Eine Prüfungsgesellschaft, die im Auftrag der Bundesregierung gearbeitet haben soll, kommt zu den Ergebnis, dass die Konzerne die Ausstiegskosten tragen können. Die Aktien von RWE und Eon stiegen teilweise um über zehn Prozent.

Bonn - Bei den Aktienwerten machten die Kurssprünge von RWE und Eon von zeitweise jeweils mehr als zehn Prozent Furore. Dem Ergebnis eines vom Bund in Auftrag gegebenen Gutachtens zufolge können die Versorger die Kosten für den Rückbau der Kernkraftwerke und die Lagerung von Atommüll stemmen. Mit den Stresstest-Ergebnissen hätten die Energiekonzerne nun ein Problem weniger, hieß es in einem Kommentar der französischen Bank Société Générale. Mitte September hatte ein Bericht über eine angebliche milliardenschwere Finanzierungslücke Panikverkäufe bei Eon und RWE ausgelöst.

 

Trotz der Ergebnisse des Gutachtens hält der Co-Vorsitzende der Endlagerkommission des Bundestags, Michael Müller (SPD), eine Entwarnung für die vier großen Energiekonzerne hinsichtlich der Atomausstiegskosten für verfrüht. Die nötigen Summen besonders für die Zwischen- und Endlagerung des Atommülls könnten deutlich über den bisherigen Ansätzen liegen, sagte Müller der „Frankfurter Rundschau“. Ein Gutachten, das die Bundesregierung in Auftrag gegeben hat, hält es für möglich, dass die Stromkonzerne ausreichend Geld haben, um ihre Atomkraftwerke in Deutschland abzureißen und die strahlenden Reste zu entsorgen.

23 Atomkraftwerke wurden gebaut

In Deutschland sind die Energieversorgungsunternehmen gesetzlich verpflichtet, für den Rückbau ausgedienter Atomkraftwerke und die Entsorgung von Atommüll aufzukommen. Sie haben für die 23 kommerziellen Atomkraftwerke, die in der Bundesrepublik gebaut wurden, bis Ende 2014 Rückstellungen von insgesamt 38,3 Milliarden Euro gebildet. Am meisten hat Eon zurückgestellt (16,6 Milliarden Euro), weil dieser Konzern am stärksten in Atomkraftwerke investiert hat, noch sechs betreibt und acht stillgelegt hat.
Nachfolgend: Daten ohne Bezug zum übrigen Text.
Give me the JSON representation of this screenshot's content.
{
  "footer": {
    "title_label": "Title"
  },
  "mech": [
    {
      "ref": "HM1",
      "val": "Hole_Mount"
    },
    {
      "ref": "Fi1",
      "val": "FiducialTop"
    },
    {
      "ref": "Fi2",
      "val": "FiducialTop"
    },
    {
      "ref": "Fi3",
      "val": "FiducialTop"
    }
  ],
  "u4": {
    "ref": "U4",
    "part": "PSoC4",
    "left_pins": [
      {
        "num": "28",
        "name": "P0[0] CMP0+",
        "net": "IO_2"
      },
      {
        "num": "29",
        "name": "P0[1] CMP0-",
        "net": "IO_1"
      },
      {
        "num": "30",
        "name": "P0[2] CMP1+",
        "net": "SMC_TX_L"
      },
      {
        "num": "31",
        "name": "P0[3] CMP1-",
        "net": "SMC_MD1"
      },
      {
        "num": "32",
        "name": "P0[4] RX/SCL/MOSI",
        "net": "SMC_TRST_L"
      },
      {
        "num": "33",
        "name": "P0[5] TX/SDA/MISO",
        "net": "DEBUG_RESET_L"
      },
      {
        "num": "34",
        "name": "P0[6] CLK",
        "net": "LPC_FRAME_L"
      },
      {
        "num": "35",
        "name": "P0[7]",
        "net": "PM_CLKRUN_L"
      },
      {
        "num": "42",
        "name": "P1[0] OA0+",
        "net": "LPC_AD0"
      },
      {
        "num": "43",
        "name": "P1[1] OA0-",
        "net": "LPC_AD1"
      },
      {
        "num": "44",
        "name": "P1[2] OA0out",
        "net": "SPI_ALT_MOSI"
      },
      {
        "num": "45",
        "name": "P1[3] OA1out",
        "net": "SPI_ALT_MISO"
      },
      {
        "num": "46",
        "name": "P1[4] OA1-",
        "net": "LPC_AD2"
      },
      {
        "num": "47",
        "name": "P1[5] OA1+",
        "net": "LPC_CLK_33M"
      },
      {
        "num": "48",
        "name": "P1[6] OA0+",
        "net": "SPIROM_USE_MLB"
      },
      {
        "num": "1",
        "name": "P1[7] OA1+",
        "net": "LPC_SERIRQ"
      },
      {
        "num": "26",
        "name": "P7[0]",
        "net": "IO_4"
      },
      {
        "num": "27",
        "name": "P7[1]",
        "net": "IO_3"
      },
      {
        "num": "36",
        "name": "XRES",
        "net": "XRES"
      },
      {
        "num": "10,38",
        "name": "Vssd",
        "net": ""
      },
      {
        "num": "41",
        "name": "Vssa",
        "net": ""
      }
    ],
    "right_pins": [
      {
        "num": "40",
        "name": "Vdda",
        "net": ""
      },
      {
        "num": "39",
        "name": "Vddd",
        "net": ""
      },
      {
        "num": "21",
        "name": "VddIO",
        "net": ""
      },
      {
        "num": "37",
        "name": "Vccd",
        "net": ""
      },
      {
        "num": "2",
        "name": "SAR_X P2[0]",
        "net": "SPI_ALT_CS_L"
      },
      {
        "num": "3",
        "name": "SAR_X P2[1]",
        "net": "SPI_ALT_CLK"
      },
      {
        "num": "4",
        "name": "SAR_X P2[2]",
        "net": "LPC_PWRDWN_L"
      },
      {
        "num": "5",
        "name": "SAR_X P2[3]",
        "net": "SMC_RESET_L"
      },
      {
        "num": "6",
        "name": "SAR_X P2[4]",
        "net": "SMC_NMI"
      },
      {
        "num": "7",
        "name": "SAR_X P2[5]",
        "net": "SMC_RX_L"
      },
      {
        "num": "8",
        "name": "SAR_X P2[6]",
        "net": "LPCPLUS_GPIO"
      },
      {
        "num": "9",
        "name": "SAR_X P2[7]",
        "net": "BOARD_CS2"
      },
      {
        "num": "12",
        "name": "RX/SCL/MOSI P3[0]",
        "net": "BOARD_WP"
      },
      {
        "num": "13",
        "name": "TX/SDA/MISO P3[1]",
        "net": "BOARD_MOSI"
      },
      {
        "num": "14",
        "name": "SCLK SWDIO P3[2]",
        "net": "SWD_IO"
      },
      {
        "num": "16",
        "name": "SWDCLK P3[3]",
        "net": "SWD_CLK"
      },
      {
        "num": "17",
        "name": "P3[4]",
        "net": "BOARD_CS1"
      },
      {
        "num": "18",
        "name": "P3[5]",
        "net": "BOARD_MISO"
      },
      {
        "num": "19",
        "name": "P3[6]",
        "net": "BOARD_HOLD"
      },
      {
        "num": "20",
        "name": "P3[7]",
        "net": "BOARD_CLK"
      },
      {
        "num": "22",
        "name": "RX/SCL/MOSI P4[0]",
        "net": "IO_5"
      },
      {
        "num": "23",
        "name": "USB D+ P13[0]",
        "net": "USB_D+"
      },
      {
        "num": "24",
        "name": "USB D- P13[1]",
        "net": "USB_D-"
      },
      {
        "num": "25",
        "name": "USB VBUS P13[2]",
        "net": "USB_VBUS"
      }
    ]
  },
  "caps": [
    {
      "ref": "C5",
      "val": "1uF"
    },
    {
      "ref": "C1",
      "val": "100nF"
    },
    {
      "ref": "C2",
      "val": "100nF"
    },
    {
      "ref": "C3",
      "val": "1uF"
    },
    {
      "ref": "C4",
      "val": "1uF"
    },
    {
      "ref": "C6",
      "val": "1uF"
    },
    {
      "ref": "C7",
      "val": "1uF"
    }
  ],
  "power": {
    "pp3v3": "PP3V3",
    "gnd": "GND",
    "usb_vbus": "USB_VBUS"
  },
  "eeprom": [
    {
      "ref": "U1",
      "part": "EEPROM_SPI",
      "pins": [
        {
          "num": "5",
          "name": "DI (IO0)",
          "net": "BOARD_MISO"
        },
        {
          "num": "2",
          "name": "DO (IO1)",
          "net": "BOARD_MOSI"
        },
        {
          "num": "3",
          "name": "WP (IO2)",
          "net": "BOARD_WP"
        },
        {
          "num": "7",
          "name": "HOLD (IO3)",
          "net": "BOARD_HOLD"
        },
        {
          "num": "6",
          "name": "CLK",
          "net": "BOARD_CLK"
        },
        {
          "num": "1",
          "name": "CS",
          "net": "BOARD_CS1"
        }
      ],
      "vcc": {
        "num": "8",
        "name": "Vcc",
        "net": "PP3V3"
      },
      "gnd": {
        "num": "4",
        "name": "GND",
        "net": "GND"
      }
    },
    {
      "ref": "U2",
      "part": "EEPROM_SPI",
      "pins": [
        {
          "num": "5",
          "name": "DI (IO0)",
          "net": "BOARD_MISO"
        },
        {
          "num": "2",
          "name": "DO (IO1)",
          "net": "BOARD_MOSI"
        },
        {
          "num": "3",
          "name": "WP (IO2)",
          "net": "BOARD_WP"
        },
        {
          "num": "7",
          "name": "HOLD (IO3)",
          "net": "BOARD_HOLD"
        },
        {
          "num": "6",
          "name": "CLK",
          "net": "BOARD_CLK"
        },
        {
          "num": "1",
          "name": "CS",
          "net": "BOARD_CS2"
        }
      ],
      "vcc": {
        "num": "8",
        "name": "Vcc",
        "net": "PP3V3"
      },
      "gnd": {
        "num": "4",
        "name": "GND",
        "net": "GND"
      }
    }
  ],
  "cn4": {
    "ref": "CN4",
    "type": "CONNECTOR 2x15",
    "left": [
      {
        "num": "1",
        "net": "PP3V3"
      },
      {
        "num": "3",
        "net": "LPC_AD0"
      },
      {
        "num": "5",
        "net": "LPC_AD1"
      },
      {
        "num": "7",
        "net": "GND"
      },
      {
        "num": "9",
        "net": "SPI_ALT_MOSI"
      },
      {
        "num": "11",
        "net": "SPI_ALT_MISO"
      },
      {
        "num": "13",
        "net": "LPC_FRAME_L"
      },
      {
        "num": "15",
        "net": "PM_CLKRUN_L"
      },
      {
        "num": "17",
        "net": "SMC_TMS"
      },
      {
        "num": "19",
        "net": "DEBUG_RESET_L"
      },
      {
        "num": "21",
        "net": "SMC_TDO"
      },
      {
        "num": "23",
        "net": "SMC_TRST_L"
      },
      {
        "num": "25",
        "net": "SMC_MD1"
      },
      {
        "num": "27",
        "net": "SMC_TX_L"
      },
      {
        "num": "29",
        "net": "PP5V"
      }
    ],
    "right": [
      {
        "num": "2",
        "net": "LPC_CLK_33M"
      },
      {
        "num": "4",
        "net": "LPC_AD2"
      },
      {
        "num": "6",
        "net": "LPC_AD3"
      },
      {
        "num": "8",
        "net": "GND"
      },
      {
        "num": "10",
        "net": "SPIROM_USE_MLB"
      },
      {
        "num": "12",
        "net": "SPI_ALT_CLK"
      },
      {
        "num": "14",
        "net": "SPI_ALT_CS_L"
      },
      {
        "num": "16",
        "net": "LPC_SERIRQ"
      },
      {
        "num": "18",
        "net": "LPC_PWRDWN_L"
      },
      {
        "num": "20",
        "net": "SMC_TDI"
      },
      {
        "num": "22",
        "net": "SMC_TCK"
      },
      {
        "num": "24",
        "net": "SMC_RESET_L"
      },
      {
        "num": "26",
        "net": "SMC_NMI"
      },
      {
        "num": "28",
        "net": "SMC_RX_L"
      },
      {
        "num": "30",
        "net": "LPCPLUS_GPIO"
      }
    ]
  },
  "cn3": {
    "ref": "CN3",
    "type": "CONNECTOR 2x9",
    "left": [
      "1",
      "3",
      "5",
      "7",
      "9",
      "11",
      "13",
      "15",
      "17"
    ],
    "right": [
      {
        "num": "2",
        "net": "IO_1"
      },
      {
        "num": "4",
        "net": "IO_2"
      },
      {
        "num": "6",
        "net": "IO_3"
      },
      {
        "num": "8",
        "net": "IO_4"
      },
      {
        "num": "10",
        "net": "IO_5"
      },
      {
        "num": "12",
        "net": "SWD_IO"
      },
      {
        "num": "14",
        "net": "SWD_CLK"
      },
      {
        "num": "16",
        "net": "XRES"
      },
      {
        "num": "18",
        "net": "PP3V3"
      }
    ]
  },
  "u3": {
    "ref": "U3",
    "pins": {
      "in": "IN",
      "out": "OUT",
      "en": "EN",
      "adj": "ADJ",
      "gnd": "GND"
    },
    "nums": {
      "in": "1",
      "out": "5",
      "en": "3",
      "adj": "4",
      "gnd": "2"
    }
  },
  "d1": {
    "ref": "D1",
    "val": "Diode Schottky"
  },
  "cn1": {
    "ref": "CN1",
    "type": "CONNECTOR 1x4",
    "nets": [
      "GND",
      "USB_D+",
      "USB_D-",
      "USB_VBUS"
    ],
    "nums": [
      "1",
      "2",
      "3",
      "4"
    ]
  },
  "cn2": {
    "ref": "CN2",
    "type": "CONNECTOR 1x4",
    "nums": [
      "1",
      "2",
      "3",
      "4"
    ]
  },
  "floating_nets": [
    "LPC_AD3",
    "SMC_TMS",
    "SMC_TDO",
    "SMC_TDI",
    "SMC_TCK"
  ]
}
Auf RWE entfallen 10,4 Milliarden Rückstellungen, auf EnBW 8,1, auf Vattenfall Deutschland drei Milliarden Euro und auf die Stadtwerke München 564 Millionen Euro.

Damit müssen über Jahre verteilt hohe Kosten abgedeckt werden. Die Prüfungsgesellschaft Warth & Klein Grant Thornton kommt bei heutigen Preisen auf Entsorgungskosten von 47,5 Milliarden Euro. Mit 19,6 Milliarden Euro entfällt dabei der größte Posten auf die Stilllegung und den Abriss der Kraftwerke. Acht von ihnen liefern noch Strom ins Netz. Sie werden bis 2022 nach und nach abgeschaltet und bis 2030 abgerissen. Es sei davon auszugehen, dass die Kosten im Laufe der Jahre steigen werden, schreiben die Gutachter.

Es geht um die Zinsen

Welche Kosten künftig anfallen, lässt sich errechnen. Strittig dabei ist, welcher Zinssatz dafür genommen werden soll. Die Energieversorger legen einen Zinssatz von im Schnitt knapp 4,6 Prozent zugrunde. Die Gutachter rechnen dagegen mit Zinsen zwischen zwei und 5,25 Prozent sowie jährlichen Kostensteigerungen bis zwei Prozent. Da der Marktwert der Konzerne, einschließlich Rückstellungen, derzeit mit 83 Milliarden Euro veranschlagt wird, können die Konzerne ihre Entsorgungspflichten erfüllen, meinen die Gutachter.

Die Bundesregierung überlegt, ob das System geändert werden soll. Die Rückstellungen könnten etwa von einer Stiftung unter Kontrolle des Bundes oder einem Fonds kontrolliert werden. Rundweg ablehnen wollen die Unternehmen das nicht. Eon teilt mit, es sei für Lösungen offen, die der gemeinsamen Verantwortung von Unternehmen und Staat Rechnung trügen. „Gemeinsam“ könnte aber heißen, dass sich auch die Steuerzahler an den Kosten beteiligen sollen.